Now, we have completed docker-compose file , lets start our containers , and yes, docker will start the container defined inside links first , and then the main container at last, on the basis of dependency of container on each other.

Install the docker-compose package using apt-get:

sudo apt-get install docker-compose

then run the following command, from the directory where docker-compose file is present

docker-compose up

voila, your containers are up and running, your complete running project is now on your docker system.

Working with containers

Running containers is one part, but the problem comes when you have to execute certain services or commands inside the container, lets look for some more commands that will help to ease your process in better understanding of docker.

Once we’ve created a container, we can list them all with the ‘ps’ command.

docker ps

If we want to see all of them, we can use the -a flag:

docker ps -a

To inspect your images or container in detail use:

docker inspect (conatiner-id) or (docker image)

To access the container, or to log in to your container:

  1. copy the container id, from docker ps command

  2. then run docker exec -it (container id) /bin/bash , you will be now inside the running container.

Note ->

If you change anything to docker-compose file then a layer over the previous container will be formed, all the variables will be reset to their first stage , all changes made inside the container will get stashed.

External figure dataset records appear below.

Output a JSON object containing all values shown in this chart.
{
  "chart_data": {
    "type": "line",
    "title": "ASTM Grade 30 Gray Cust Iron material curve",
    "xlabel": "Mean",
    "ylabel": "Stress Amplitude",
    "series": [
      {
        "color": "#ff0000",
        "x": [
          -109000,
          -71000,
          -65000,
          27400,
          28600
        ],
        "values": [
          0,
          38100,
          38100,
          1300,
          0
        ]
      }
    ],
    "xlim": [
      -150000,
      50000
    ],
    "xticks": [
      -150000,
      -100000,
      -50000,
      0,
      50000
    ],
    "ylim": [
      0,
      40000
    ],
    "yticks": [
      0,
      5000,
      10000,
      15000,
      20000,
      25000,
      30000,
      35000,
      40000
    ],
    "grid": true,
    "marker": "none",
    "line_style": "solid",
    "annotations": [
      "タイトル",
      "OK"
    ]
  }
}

TO SHARE DOCKER IMAGE FROM ONE SYSTEM TO ANOTHER:

1.sudo docker save -o /home/matrix/matrix-data.tar matrix-data where matrix-data is the image name

and matrix-data.tar is the compressed image

  1. scp matrix-data.tar root@192.168.x.x /home/ to transfer the image from your server to another server

  2. docker load -i matrix-data.tar

This is all for the Docker Basics , in the next blog we will look how to create Docker Registry.